Curiosamente, la biopic, ese subgénero cinematográfico que los internautas reivindican como el opuesto de la novela, es un producto cultural directamente ligado con la literatura y sus convenciones. Recordemos que si la historiografía tiene atribuciones de verdad, es porque deliberadamente se separó de la tradición literaria para constituirse como disciplina científica y positivista. Antes del siglo XIX, la historia era un género que cualquiera podía practicar porque no había distinciones claras entre lectores y escritores. Todos podían escribir relatos sobre el pasado histórico porque la literatura es compatible con todos: surge de la necesidad humana de expresar y compartir experiencias que nos ayudan a crecer, a aspirar, a vivir. Escribir en cualquier tiempo verbal era, pues, una práctica común y no regulada, y que sólo empezó a cambiar cuando la noción de historia se sometió a cuestionamientos epistemológicos que se alejaban del impulso poético y creativo de la literatura: ¿Cómo los historiadores pueden saber cosas sobre el mundo del pasado? 

Así, la institucionalización de la historia no sólo se desmarcó de las prácticas que le permitieron nacer, sino que su legitimación como «ciencia» prescribió metodologías y objetos de estudio autorizados, es decir, sujetos apropiados para el estudio de la historia. En este sentido, la historia comenzó a centrar sus investigaciones en la manera en la que la acción de los grupos sociales instigaba el cambio histórico, y el relato sobre las vidas individuales se relegó a la literatura, más adecuada para imaginar las motivaciones de los sujetos. De ahí que hasta la fecha, las biografías, si no están en el estante de historia en librerías, suelen hallarse en las secciones de ficción, junto a las novelas, históricas o no.

Pero imaginar no es algo que la literatura haga y la historia no. A fin de cuentas, el pasado histórico es algo perdido —algo que ya pasó y desapareció— y que los historiadores sólo pueden reconstruir a través de huellas e indicios que de ese pasado quedan. Historiadores como Robin George Collingwood (2004), por ejemplo, reflexionan sobre la necesidad de recrear en la mente la experiencia de esos otros que ya no existen, si acaso queremos obtener un conocimiento de tipo histórico. Situar la evidencia en el contexto en el que se produjo es un ejercicio de empatía e imaginación porque, si bien la experiencia original nunca podrá ser replicada, la recreación ofrece un marco similar a dicha experiencia, y nos ayuda a entender mejor las motivaciones y acciones de los sujetos. Lejos de fusionar pasado y presente, la conciencia de estar recreando un contexto histórico (de estar reconstruyendo y habitando algo ajeno a nosotros) engendra esta brecha temporal, y es lo que nos permite pensar históricamente. 

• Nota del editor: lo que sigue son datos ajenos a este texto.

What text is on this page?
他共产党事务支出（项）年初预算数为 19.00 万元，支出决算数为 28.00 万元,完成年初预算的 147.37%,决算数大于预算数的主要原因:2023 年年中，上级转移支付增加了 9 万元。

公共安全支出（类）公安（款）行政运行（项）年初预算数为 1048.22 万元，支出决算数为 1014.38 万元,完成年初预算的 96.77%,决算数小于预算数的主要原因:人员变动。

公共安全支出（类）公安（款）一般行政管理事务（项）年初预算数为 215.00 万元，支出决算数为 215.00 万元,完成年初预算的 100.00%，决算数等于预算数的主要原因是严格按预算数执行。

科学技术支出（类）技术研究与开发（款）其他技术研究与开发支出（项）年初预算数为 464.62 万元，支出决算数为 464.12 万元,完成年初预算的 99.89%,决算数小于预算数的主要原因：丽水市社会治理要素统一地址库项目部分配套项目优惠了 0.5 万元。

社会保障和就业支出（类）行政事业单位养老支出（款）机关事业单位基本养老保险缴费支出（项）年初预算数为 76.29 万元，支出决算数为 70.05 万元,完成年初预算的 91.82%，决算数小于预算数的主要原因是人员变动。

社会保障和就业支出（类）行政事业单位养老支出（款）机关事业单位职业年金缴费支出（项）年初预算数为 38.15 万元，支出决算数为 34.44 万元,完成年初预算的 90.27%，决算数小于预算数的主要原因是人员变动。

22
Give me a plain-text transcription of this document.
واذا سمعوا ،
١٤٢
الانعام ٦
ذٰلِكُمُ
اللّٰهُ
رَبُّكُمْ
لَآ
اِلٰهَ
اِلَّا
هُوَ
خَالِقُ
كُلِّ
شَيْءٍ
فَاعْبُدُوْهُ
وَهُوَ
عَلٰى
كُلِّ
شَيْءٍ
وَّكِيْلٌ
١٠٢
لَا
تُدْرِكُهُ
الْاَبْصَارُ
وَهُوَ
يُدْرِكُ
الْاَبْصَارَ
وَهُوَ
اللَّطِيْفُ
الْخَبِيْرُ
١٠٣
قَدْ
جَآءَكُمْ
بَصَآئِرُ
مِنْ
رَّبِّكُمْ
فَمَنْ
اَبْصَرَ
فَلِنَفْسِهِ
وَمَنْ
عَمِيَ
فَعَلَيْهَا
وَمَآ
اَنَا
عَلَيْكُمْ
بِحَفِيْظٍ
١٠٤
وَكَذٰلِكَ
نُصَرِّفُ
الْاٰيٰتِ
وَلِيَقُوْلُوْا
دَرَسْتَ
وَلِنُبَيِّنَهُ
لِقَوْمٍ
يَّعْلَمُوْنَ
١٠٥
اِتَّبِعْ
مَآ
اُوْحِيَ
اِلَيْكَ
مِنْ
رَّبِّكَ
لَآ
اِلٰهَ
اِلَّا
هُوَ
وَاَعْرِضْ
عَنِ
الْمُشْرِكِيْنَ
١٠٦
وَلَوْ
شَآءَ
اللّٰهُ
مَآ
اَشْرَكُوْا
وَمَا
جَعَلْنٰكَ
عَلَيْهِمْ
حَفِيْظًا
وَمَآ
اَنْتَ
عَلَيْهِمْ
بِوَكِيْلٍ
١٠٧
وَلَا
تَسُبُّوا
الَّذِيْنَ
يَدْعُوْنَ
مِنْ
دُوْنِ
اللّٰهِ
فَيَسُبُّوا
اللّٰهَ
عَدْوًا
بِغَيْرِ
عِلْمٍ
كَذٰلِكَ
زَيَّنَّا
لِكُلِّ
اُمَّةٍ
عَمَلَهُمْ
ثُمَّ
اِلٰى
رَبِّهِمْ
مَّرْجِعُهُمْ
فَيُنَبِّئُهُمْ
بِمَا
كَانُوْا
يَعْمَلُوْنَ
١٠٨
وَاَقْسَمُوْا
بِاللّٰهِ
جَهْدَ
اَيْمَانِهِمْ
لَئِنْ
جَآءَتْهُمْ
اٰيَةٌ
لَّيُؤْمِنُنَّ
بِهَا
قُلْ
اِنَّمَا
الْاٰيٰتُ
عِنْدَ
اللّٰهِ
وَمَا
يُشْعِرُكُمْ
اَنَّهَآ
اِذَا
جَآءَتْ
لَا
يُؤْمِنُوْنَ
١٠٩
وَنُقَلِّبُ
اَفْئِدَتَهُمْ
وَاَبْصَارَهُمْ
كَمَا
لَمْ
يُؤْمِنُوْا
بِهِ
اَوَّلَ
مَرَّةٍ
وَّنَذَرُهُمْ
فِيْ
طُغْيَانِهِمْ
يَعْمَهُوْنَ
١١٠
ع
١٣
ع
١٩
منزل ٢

Esta distancia entre pasado y presente queda evidente en la forma de la propia historiografía, algo que Hayden White (1992), como ningún otro historiador, ha insistido en reconocer. Sencillamente, dice White, la historia se construye con los mismos artificios literarios que todos los días empleamos para contar historias. Los acontecimientos históricos no tienen un principio ni un final: son procesos que «inician» de maneras insospechadas, y que continúan hasta el presente de formas que a veces ni siquiera hacemos conscientes. Y sin embargo, los relatos historiográficos narran el pasado con una estructura que integra un principio, un desarrollo con su clímax, y un final; lo mismo que hace una novela o una película como Blonde. Y sobra decir que esto se hace siempre desde el presente, por lo que todo relato histórico está siempre imbuido de los intereses, valores e ideologías que atraviesan al historiador. Incluso los prejuicios se cuelan, y sólo un ejercicio ético de explicitarlos hace coherente la reconstrucción que hacemos sobre cualquier pasado histórico.

En otras palabras, lo que Hayden White nos dice es que la forma de un relato le da sentido a su contenido, y que todos estos productos culturales que nos permiten contar historias —novelas, biografías, cuentos, filmes, ensayos— utilizan convenciones y recursos de lo que llamamos ficción. Decir esto no es afirmar que la historia son relatos que los historiadores se inventan, sino que el acto creativo de imaginar y de empatizar es inherente a nuestra necesidad de contar historias, vengan de donde vengan. El problema, pienso, es la manera en la que seguimos pensando a la ficción como sinónimo de falsedad, de invención descarada, y que esta sólo se permite cuando los sujetos y acontecimientos narrados nunca existieron. Por el contrario, la ficción es algo con lo que vivimos todos los días, y es tan real como nuestra propia existencia. El filósofo Jacques Rancière la define de la siguiente manera: 

La ficción en general no es la historia bella o la mentira vil que se oponen a la realidad o pretenden hacerse pasar por tal. La primera acepción de fingere no es “fingir” sino “forjar”. La ficción es la construcción, por medios artísticos, de un “sistema” de acciones representadas, de formas ensambladas, de signos que se responden (2005, p.182).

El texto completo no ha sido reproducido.